Os mais conservadores podem tirar o pangaré do aguaceiro. Não adianta reclamar: para o bem ou para o mal, o palavrão morreu. Pode continuar existindo em outras línguas, em outros cantos do mundo. Mas, no português falado no Brasil, o bicho está extinto.
Há uns bons dez anos escrevi um artigo dizendo exatamente isso. E ainda hoje ouço alguma conversa sobre o tema, agora geralmente provocada por grampos em que nossos políticos profissionais se revelam de forma um pouco mais verdadeira, como bandidos ou candidatos a bandidos.
Escrevi meu antigo artigo por causa de duas cenas que ainda hoje não esqueci, ambas ocorridas no mesmo dia. A primeira: descendo o elevador de um prédio burguês, vi uma jovem senhora, bem vestida, se dirigir ao filhote na pré-puberdade, dizendo tranquilamente: “para de me pentelhar, menino”. Me deu vontade de lembrar a ela que o verbo “pentelhar” vem de pentelho, os célebres pelos púbicos ou pubianos que Modigliani adorava pintar. E como seriam os dela, para proibir que o menino mexesse com eles?
Mais tarde, minha sobrinha Mariana, com seus 12 ou 13 anos de idade, me contou que a professora estava “de sacanagem” com ela. Sugeri, então, uma outra sacanagem, para que ela desse o troco. E Mariana, com a carinha mais angelical do mundo: “Qual é, meu tio, o senhor quer que eu me foda?” Confesso que estranhei um pouco, na frase, o uso da palavra “senhor”.
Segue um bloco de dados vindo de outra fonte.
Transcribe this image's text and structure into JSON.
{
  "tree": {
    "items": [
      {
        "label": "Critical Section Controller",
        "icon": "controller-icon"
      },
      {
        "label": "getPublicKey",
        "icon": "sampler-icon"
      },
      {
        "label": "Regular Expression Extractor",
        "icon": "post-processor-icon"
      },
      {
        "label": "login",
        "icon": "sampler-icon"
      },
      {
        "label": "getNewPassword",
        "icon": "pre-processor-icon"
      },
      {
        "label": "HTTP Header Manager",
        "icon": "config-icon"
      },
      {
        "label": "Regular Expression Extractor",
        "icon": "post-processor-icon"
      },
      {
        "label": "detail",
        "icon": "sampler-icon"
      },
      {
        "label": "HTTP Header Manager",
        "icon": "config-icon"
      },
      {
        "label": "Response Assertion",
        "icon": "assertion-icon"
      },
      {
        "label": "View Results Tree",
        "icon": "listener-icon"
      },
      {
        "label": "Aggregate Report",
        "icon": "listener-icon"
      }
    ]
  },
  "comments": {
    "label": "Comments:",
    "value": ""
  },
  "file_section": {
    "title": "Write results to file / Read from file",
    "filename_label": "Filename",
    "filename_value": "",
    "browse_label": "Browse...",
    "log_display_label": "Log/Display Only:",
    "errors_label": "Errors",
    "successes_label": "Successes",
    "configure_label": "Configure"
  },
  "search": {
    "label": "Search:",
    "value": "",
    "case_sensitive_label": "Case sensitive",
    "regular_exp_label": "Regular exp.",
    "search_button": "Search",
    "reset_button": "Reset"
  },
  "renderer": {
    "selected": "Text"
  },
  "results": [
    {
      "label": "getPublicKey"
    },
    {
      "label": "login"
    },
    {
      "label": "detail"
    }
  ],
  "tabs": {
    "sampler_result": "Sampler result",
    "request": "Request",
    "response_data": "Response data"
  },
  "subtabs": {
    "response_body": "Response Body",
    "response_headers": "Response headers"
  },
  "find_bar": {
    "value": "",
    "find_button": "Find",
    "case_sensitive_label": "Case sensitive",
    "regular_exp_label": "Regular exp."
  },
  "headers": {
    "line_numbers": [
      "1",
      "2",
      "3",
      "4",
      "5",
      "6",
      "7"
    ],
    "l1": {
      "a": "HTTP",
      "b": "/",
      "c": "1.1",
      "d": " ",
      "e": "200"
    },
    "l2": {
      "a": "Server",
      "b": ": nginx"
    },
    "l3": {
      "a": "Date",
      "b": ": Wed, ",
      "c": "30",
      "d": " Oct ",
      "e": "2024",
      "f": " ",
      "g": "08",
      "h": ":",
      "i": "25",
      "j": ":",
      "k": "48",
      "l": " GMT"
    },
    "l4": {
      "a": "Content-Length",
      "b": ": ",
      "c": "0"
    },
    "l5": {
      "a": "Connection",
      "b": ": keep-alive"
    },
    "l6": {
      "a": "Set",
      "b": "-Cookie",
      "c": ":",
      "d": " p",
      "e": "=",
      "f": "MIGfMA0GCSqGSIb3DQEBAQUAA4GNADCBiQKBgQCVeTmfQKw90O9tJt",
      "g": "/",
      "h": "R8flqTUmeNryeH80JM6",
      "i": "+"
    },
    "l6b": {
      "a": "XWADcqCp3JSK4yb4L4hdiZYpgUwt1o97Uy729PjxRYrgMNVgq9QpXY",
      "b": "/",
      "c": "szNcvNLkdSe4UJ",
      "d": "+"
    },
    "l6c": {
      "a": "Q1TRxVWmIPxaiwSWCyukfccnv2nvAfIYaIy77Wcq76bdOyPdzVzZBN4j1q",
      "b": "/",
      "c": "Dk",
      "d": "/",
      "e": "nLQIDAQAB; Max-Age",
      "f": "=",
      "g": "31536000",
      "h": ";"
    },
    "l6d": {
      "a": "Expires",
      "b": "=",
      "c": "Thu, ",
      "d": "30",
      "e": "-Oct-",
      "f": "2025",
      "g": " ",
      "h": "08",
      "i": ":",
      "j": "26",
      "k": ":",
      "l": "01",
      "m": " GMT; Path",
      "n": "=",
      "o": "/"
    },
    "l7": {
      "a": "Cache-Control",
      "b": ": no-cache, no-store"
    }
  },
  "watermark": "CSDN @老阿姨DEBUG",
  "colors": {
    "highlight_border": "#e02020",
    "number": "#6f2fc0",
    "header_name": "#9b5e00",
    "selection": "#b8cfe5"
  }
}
Há quem não se importe com o fim do palavrão. O filósofo Herbert Marcuse, por exemplo, denunciava seu alto teor repressivo. De fato, regra quase geral, o palavrão expressa preconceito. Xingar alguém de “filho da puta”, por exemplo, é preconceituoso. Mandar alguém “tomar no cu” é manifestar desprezo, recusa ou repulsa pela sexualidade anal, seja ela heterossexual ou homoerótica.
Há também quem lamente o fim do palavrão, no rastro de Nelson Rodrigues. Nelson achava que o palavrão portava alta carga energética, importantíssima para a nossa vida emocional. E dizia que, sem fortes chuvas de palavrões sobre os marujos, Vasco da Gama não teria conseguido comandá-los no caminho das Índias.
Mas, no caso de nossos políticos profissionais, estamos muito longe dessa grandiosidade, desse uso épico do palavrão. Quando vejo todos eles de mãozinhas dadas, suprapartidariamente, contra a Lava Jato, a legenda que me ocorre para a foto é “quem tem cu, tem medo”. Nenhum palavrão concorre com a baixeza que impera nesse meio. E o pior é que é a gente que paga pra que essa turma roube.